In contrast to RY X’s high-profile collaborations, several songs on Blood Moon have the makings of conventional folk songs or singer-songwriter music. Cuming worked on the album with a range of co-writers, including Frank Wiedemann (“Your Love”), Eric Price (“Let You Go”, “Come Back”), Rampa (“Borderline”), Niklas Paschburg (“Spiral”), and Gene Evaro Jr (“Dark Room Dancing”).
Icelandic ambient electronic producer, Ólafur Arnalds, features on the track “Colorblind”.
Acoustic guitar is present throughout the album, while most tracks gain a subtle layering of electronic detail as they progress. Cuming acknowledges the traditional bent to his songwriting but points out a significant way in which he evades pop convention.
“It’s almost like I try to make them even more simple,” he says. “If you were to really analyse the material, it’s often a chorus sung over the same chords as a verse. So it’s almost more hymn-ish, it’s almost more mantra-ish, where you’re in repetition of this chordal structure and what that does is very different; there’s a subtlety to it.”
This divergent tendency was informed by Cuming’s background and is reflected in his own taste in music. “I come from a lineage of underground house and techno music in Berlin ten years ago,” he says. “I come from a lineage of growing up in Byron and Angourie and folk music and ambient music. I mainly listen to neoclassical music and African music and things that are nonlinear in terms of structure.”
The tour behind RY X’s previous studio album, 2019’s Unfurl, included a performance at London’s Royal Albert Hall, where he was joined by the London Contemporary Orchestra. The landmark performance is captured on the album, Live from the Royal Albert Hall, which RY X released in 2021.

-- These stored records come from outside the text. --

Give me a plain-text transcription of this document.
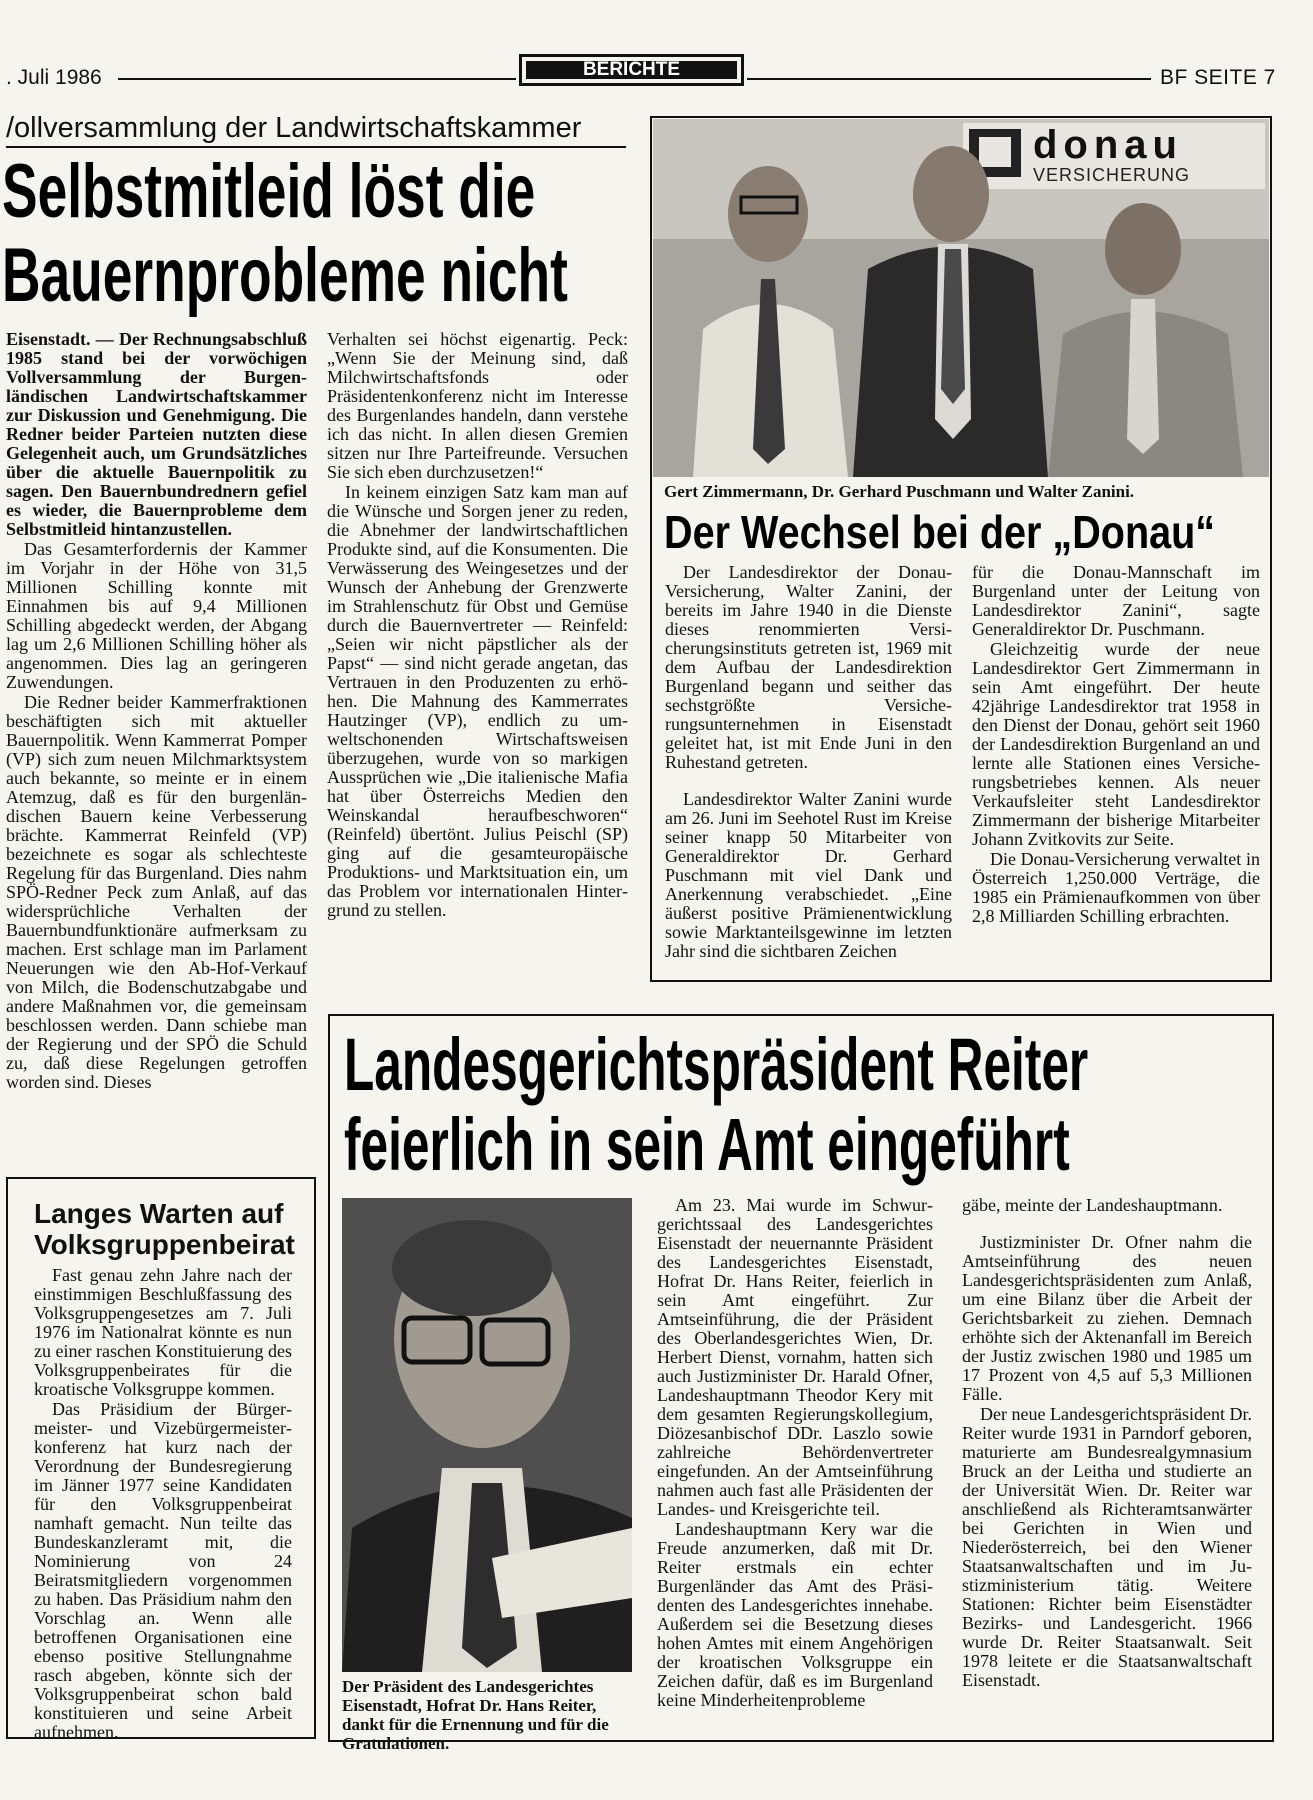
. Juli 1986	BERICHTE	BF SEITE 7
/ollversammlung der Landwirtschaftskammer
Selbstmitleid löst die
Bauernprobleme nicht

Eisenstadt. — Der Rechnungsabschluß 1985 stand bei der vorwöchigen Vollversammlung der Burgenländischen Landwirtschaftskammer zur Diskussion und Genehmigung. Die Redner beider Parteien nutzten diese Gelegenheit auch, um Grundsätzliches über die aktuelle Bauernpolitik zu sagen. Den Bauernbundrednern gefiel es wieder, die Bauernprobleme dem Selbstmitleid hintanzustellen.

Das Gesamterfordernis der Kammer im Vorjahr in der Höhe von 31,5 Millionen Schilling konnte mit Einnahmen bis auf 9,4 Millionen Schilling abgedeckt werden, der Abgang lag um 2,6 Millionen Schilling höher als angenommen. Dies lag an geringeren Zuwendungen.

Die Redner beider Kammerfraktionen beschäftigten sich mit aktueller Bauernpolitik. Wenn Kammerrat Pomper (VP) sich zum neuen Milchmarktsystem auch bekannte, so meinte er in einem Atemzug, daß es für den burgenländischen Bauern keine Verbesserung brächte. Kammerrat Reinfeld (VP) bezeichnete es sogar als schlechteste Regelung für das Burgenland. Dies nahm SPÖ-Redner Peck zum Anlaß, auf das widersprüchliche Verhalten der Bauernbundfunktionäre aufmerksam zu machen. Erst schlage man im Parlament Neuerungen wie den Ab-Hof-Verkauf von Milch, die Bodenschutzabgabe und andere Maßnahmen vor, die gemeinsam beschlossen werden. Dann schiebe man der Regierung und der SPÖ die Schuld zu, daß diese Regelungen getroffen worden sind. Dieses

Verhalten sei höchst eigenartig. Peck: „Wenn Sie der Meinung sind, daß Milchwirtschaftsfonds oder Präsidentenkonferenz nicht im Interesse des Burgenlandes handeln, dann verstehe ich das nicht. In allen diesen Gremien sitzen nur Ihre Parteifreunde. Versuchen Sie sich eben durchzusetzen!“

In keinem einzigen Satz kam man auf die Wünsche und Sorgen jener zu reden, die Abnehmer der landwirtschaftlichen Produkte sind, auf die Konsumenten. Die Verwässerung des Weingesetzes und der Wunsch der Anhebung der Grenzwerte im Strahlenschutz für Obst und Gemüse durch die Bauernvertreter — Reinfeld: „Seien wir nicht päpstlicher als der Papst“ — sind nicht gerade angetan, das Vertrauen in den Produzenten zu erhöhen. Die Mahnung des Kammerrates Hautzinger (VP), endlich zu umweltschonenden Wirtschaftsweisen überzugehen, wurde von so markigen Aussprüchen wie „Die italienische Mafia hat über Österreichs Medien den Weinskandal heraufbeschworen“ (Reinfeld) übertönt. Julius Peischl (SP) ging auf die gesamteuropäische Produktions- und Marktsituation ein, um das Problem vor internationalen Hintergrund zu stellen.

donau
VERSICHERUNG
Gert Zimmermann, Dr. Gerhard Puschmann und Walter Zanini.
Der Wechsel bei der „Donau“

Der Landesdirektor der Donau-Versicherung, Walter Zanini, der bereits im Jahre 1940 in die Dienste dieses renommierten Versicherungsinstituts getreten ist, 1969 mit dem Aufbau der Landesdirektion Burgenland begann und seither das sechstgrößte Versicherungsunternehmen in Eisenstadt geleitet hat, ist mit Ende Juni in den Ruhestand getreten.

Landesdirektor Walter Zanini wurde am 26. Juni im Seehotel Rust im Kreise seiner knapp 50 Mitarbeiter von Generaldirektor Dr. Gerhard Puschmann mit viel Dank und Anerkennung verabschiedet. „Eine äußerst positive Prämienentwicklung sowie Marktanteilsgewinne im letzten Jahr sind die sichtbaren Zeichen

für die Donau-Mannschaft im Burgenland unter der Leitung von Landesdirektor Zanini“, sagte Generaldirektor Dr. Puschmann.

Gleichzeitig wurde der neue Landesdirektor Gert Zimmermann in sein Amt eingeführt. Der heute 42jährige Landesdirektor trat 1958 in den Dienst der Donau, gehört seit 1960 der Landesdirektion Burgenland an und lernte alle Stationen eines Versicherungsbetriebes kennen. Als neuer Verkaufsleiter steht Landesdirektor Zimmermann der bisherige Mitarbeiter Johann Zvitkovits zur Seite.

Die Donau-Versicherung verwaltet in Österreich 1,250.000 Verträge, die 1985 ein Prämienaufkommen von über 2,8 Milliarden Schilling erbrachten.

Langes Warten auf
Volksgruppenbeirat

Fast genau zehn Jahre nach der einstimmigen Beschlußfassung des Volksgruppengesetzes am 7. Juli 1976 im Nationalrat könnte es nun zu einer raschen Konstituierung des Volksgruppenbeirates für die kroatische Volksgruppe kommen.

Das Präsidium der Bürgermeister- und Vizebürgermeisterkonferenz hat kurz nach der Verordnung der Bundesregierung im Jänner 1977 seine Kandidaten für den Volksgruppenbeirat namhaft gemacht. Nun teilte das Bundeskanzleramt mit, die Nominierung von 24 Beiratsmitgliedern vorgenommen zu haben. Das Präsidium nahm den Vorschlag an. Wenn alle betroffenen Organisationen eine ebenso positive Stellungnahme rasch abgeben, könnte sich der Volksgruppenbeirat schon bald konstituieren und seine Arbeit aufnehmen.

Landesgerichtspräsident Reiter
feierlich in sein Amt eingeführt
Der Präsident des Landesgerichtes Eisenstadt, Hofrat Dr. Hans Reiter, dankt für die Ernennung und für die Gratulationen.

Am 23. Mai wurde im Schwurgerichtssaal des Landesgerichtes Eisenstadt der neuernannte Präsident des Landesgerichtes Eisenstadt, Hofrat Dr. Hans Reiter, feierlich in sein Amt eingeführt. Zur Amtseinführung, die der Präsident des Oberlandesgerichtes Wien, Dr. Herbert Dienst, vornahm, hatten sich auch Justizminister Dr. Harald Ofner, Landeshauptmann Theodor Kery mit dem gesamten Regierungskollegium, Diözesanbischof DDr. Laszlo sowie zahlreiche Behördenvertreter eingefunden. An der Amtseinführung nahmen auch fast alle Präsidenten der Landes- und Kreisgerichte teil.

Landeshauptmann Kery war die Freude anzumerken, daß mit Dr. Reiter erstmals ein echter Burgenländer das Amt des Präsidenten des Landesgerichtes innehabe. Außerdem sei die Besetzung dieses hohen Amtes mit einem Angehörigen der kroatischen Volksgruppe ein Zeichen dafür, daß es im Burgenland keine Minderheitenprobleme

gäbe, meinte der Landeshauptmann.

Justizminister Dr. Ofner nahm die Amtseinführung des neuen Landesgerichtspräsidenten zum Anlaß, um eine Bilanz über die Arbeit der Gerichtsbarkeit zu ziehen. Demnach erhöhte sich der Aktenanfall im Bereich der Justiz zwischen 1980 und 1985 um 17 Prozent von 4,5 auf 5,3 Millionen Fälle.

Der neue Landesgerichtspräsident Dr. Reiter wurde 1931 in Parndorf geboren, maturierte am Bundesrealgymnasium Bruck an der Leitha und studierte an der Universität Wien. Dr. Reiter war anschließend als Richteramtsanwärter bei Gerichten in Wien und Niederösterreich, bei den Wiener Staatsanwaltschaften und im Justizministerium tätig. Weitere Stationen: Richter beim Eisenstädter Bezirks- und Landesgericht. 1966 wurde Dr. Reiter Staatsanwalt. Seit 1978 leitete er die Staatsanwaltschaft Eisenstadt.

Cuming also shared a five-minute behind-the-scenes documentary recapping the experience, in which he speaks of his desire to make music that stands the test of time. “I love the idea of making music that in ten years or 20 years you put on and it still has the same relevance,” Cuming says in the film.
This principle underpins not just the material that appears on Blood Moon, but also Cuming’s collaborative work. “If I’m going to contribute something, I want it to be from an honest place inside myself,” he says. “For me, as an artist, it’s about retaining a sense of purity and gravity in what I’m doing.”